The overarching success of the HDLC has also contributed to a number of awards for both T-Systems and GWF, earning acclaim for its pioneering model. T-Systems has won multiple Gender Mainstreaming awards in more than one category over a number of years, and was the recipient of the Vision 2030 Award in 2018 for successfully demonstrating alignment to government’s Nine-Point Plan to boost economic growth, and achieve the milestones set by the NDP.
In addition to GWF winning the 2017 Regional (Africa) Award at the Wharton-QS Stars Reimagine Education Awards, the initiative also won bronze in the sustainability, silver in the regional (Africa), and gold in the engineering and technology categories in 2018 from the same organisation.
Good Work Foundation now employs 111 full-time staff from the communities in which it works, with a massive 72% of the total staff comprising women, and 80% of the management made up of women. Seventy-one percent of a 2018 Bridging Academy graduate cohort went on to secure a further-study opportunity, a work exposure opportunity or a full-time job. The preponderance of “women in tech” is also increasing. Thirty-six percent of Hazyview Service Desk agents are made up of women, a major improvement since the beginning of the project.
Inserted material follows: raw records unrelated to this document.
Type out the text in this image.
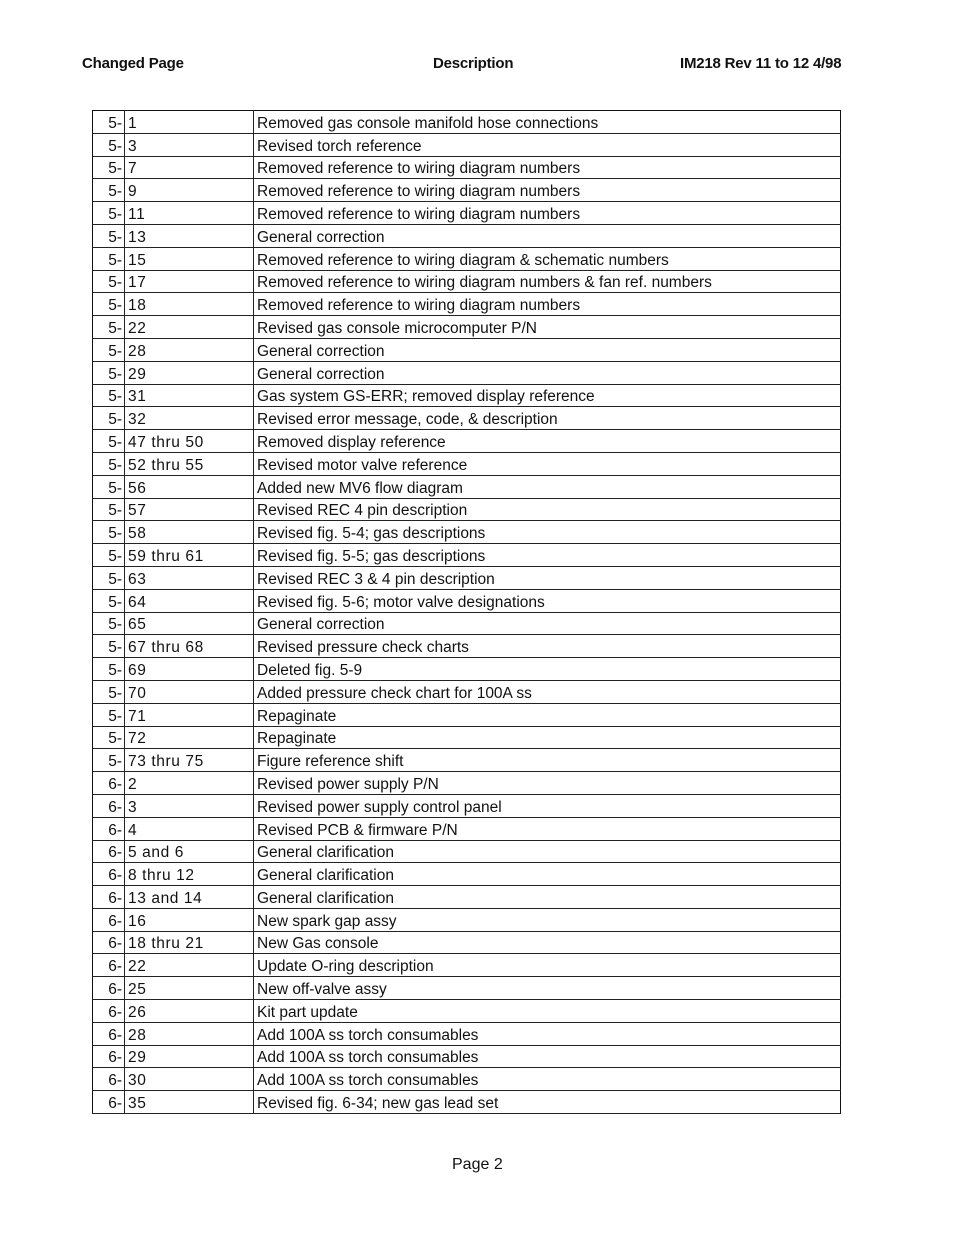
Changed Page	Description	IM218 Rev 11 to 12 4/98
5-	1	Removed gas console manifold hose connections
5-	3	Revised torch reference
5-	7	Removed reference to wiring diagram numbers
5-	9	Removed reference to wiring diagram numbers
5-	11	Removed reference to wiring diagram numbers
5-	13	General correction
5-	15	Removed reference to wiring diagram & schematic numbers
5-	17	Removed reference to wiring diagram numbers & fan ref. numbers
5-	18	Removed reference to wiring diagram numbers
5-	22	Revised gas console microcomputer P/N
5-	28	General correction
5-	29	General correction
5-	31	Gas system GS-ERR; removed display reference
5-	32	Revised error message, code, & description
5-	47 thru 50	Removed display reference
5-	52 thru 55	Revised motor valve reference
5-	56	Added new MV6 flow diagram
5-	57	Revised REC 4 pin description
5-	58	Revised fig. 5-4; gas descriptions
5-	59 thru 61	Revised fig. 5-5; gas descriptions
5-	63	Revised REC 3 & 4 pin description
5-	64	Revised fig. 5-6; motor valve designations
5-	65	General correction
5-	67 thru 68	Revised pressure check charts
5-	69	Deleted fig. 5-9
5-	70	Added pressure check chart for 100A ss
5-	71	Repaginate
5-	72	Repaginate
5-	73 thru 75	Figure reference shift
6-	2	Revised power supply P/N
6-	3	Revised power supply control panel
6-	4	Revised PCB & firmware P/N
6-	5 and 6	General clarification
6-	8 thru 12	General clarification
6-	13 and 14	General clarification
6-	16	New spark gap assy
6-	18 thru 21	New Gas console
6-	22	Update O-ring description
6-	25	New off-valve assy
6-	26	Kit part update
6-	28	Add 100A ss torch consumables
6-	29	Add 100A ss torch consumables
6-	30	Add 100A ss torch consumables
6-	35	Revised fig. 6-34; new gas lead set
Page 2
The HDLC delivers its Open Learning programme to nine primary schools, with principals and teachers repeatedly attesting improvements of the learners and schools to the innovative self-organised learning environments that are set up by community-recruited and trained digital facilitators. Mrs Sithole, a grade 7 English teacher from Mpunzana Primary School, has been especially impressed by the improvement in reading for meaning:
She says: “My learners have developed effective communication by reading digital stories from tablets. I also now read with them, which entirely influenced the way I teach the learners. Using tablets has improved and changed their concentration and ability to perform tasks in English.“
Pierre Jansen van Rensburg, DSM Expert: Support & Enabling Service Desk at T-Systems South Africa, has the final word on the simultaneous macro and micro level benefits of projects like the HDLC and its Service Desk. “We can’t underestimate the socioeconomic impact this has, as well as the psychological impact, as people now have access to a world of new opportunities.”
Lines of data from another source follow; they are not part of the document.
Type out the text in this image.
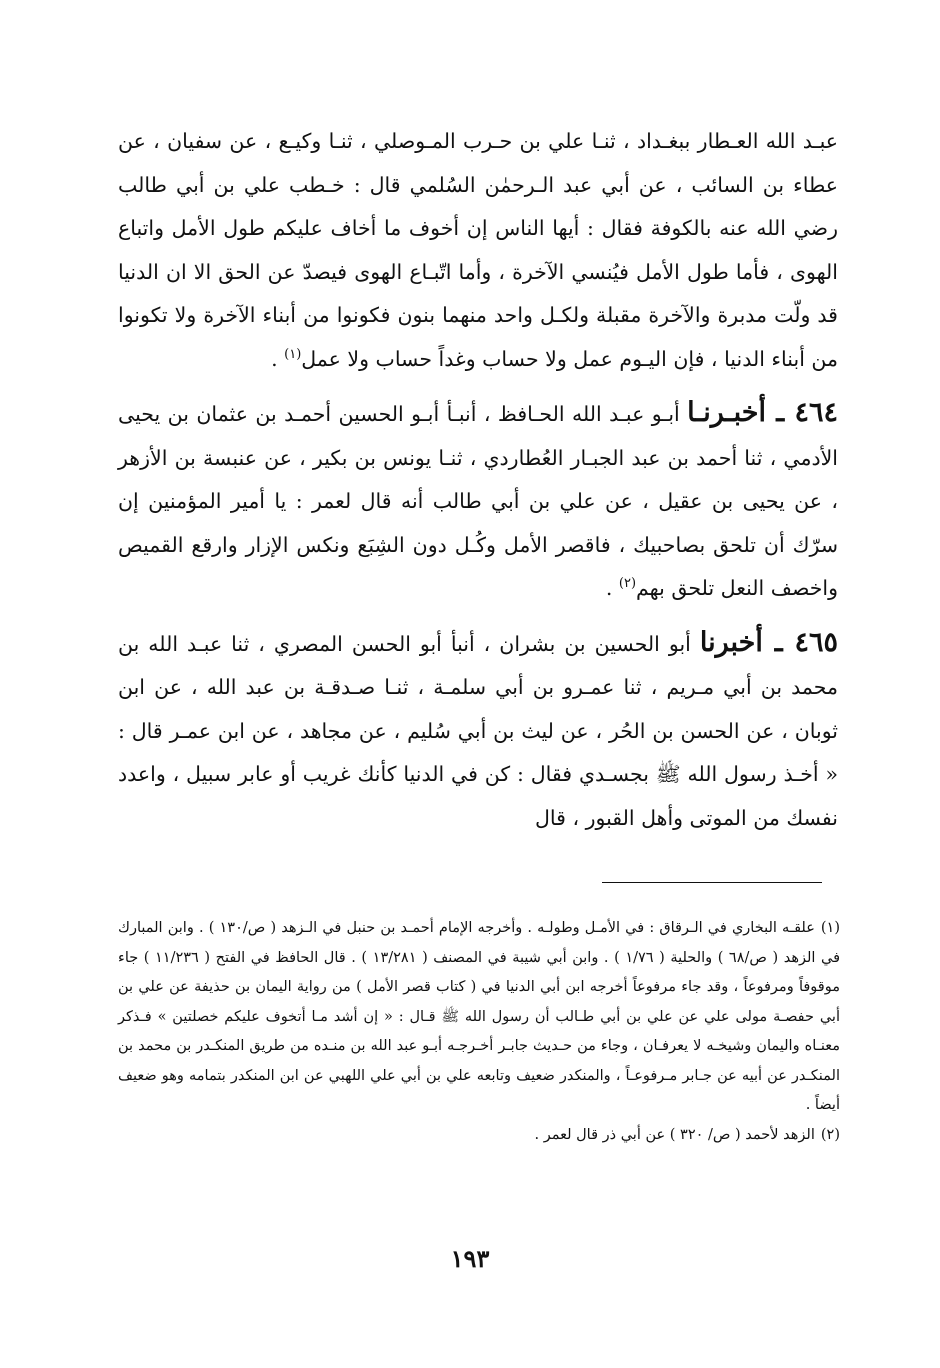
عبـد الله العـطار ببغـداد ، ثنـا علي بن حـرب المـوصلي ، ثنـا وكيـع ، عن سفيان ، عن عطاء بن السائب ، عن أبي عبد الـرحمٰن السُلمي قال : خـطب علي بن أبي طالب رضي الله عنه بالكوفة فقال : أيها الناس إن أخوف ما أخاف عليكم طول الأمل واتباع الهوى ، فأما طول الأمل فيُنسي الآخرة ، وأما اتّبـاع الهوى فيصدّ عن الحق الا ان الدنيا قد ولّت مدبرة والآخرة مقبلة ولكـل واحد منهما بنون فكونوا من أبناء الآخرة ولا تكونوا من أبناء الدنيا ، فإن اليـوم عمل ولا حساب وغداً حساب ولا عمل$^{(١)}$ .

٤٦٤ ـ أخبـرنـا أبـو عبـد الله الحـافظ ، أنبـأ أبـو الحسين أحمـد بن عثمان بن يحيى الأدمي ، ثنا أحمد بن عبد الجبـار العُطاردي ، ثنـا يونس بن بكير ، عن عنبسة بن الأزهر ، عن يحيى بن عقيل ، عن علي بن أبي طالب أنه قال لعمر : يا أمير المؤمنين إن سرّك أن تلحق بصاحبيك ، فاقصر الأمل وكُـل دون الشِبَع ونكس الإزار وارقع القميص واخصف النعل تلحق بهم$^{(٢)}$ .

٤٦٥ ـ أخبرنا أبو الحسين بن بشران ، أنبأ أبو الحسن المصري ، ثنا عبـد الله بن محمد بن أبي مـريم ، ثنا عمـرو بن أبي سلمـة ، ثنـا صـدقـة بن عبد الله ، عن ابن ثوبان ، عن الحسن بن الحُر ، عن ليث بن أبي سُليم ، عن مجاهد ، عن ابن عمـر قال : « أخـذ رسول الله ﷺ بجسـدي فقال : كن في الدنيا كأنك غريب أو عابر سبيل ، واعدد نفسك من الموتى وأهل القبور ، قال

(١)علقـه البخاري في الـرقاق : في الأمـل وطولـه . وأخرجه الإمام أحمـد بن حنبل في الـزهد ( ص/١٣٠ ) . وابن المبارك في الزهد ( ص/٦٨ ) والحلية ( ١/٧٦ ) . وابن أبي شيبة في المصنف ( ١٣/٢٨١ ) . قال الحافظ في الفتح ( ١١/٢٣٦ ) جاء موقوفاً ومرفوعاً ، وقد جاء مرفوعاً أخرجه ابن أبي الدنيا في ( كتاب قصر الأمل ) من رواية اليمان بن حذيفة عن علي بن أبي حفصـة مولى علي عن علي بن أبي طـالب أن رسول الله ﷺ قـال : « إن أشد مـا أتخوف عليكم خصلتين » فـذكر معنـاه واليمان وشيخـه لا يعرفـان ، وجاء من حـديث جابـر أخـرجـه أبـو عبد الله بن منـده من طريق المنكـدر بن محمد بن المنكـدر عن أبيه عن جـابر مـرفوعـاً ، والمنكدر ضعيف وتابعه علي بن أبي علي اللهبي عن ابن المنكدر بتمامه وهو ضعيف أيضاً .

(٢)الزهد لأحمد ( ص/ ٣٢٠ ) عن أبي ذر قال لعمر .

١٩٣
Molefe concludes: “We are proud to partner on an innovative initiative that drives knowledge sharing and skills development in local communities that need it most – all while adding value to clients’ operations. It forms part of our goal to create sustainable projects that empower our youth and resonates with our Nation Building Initiative that is tied into the NDP vision for 2030. It truly embodies our shared value of ‘in South Africa, for South Africa'.”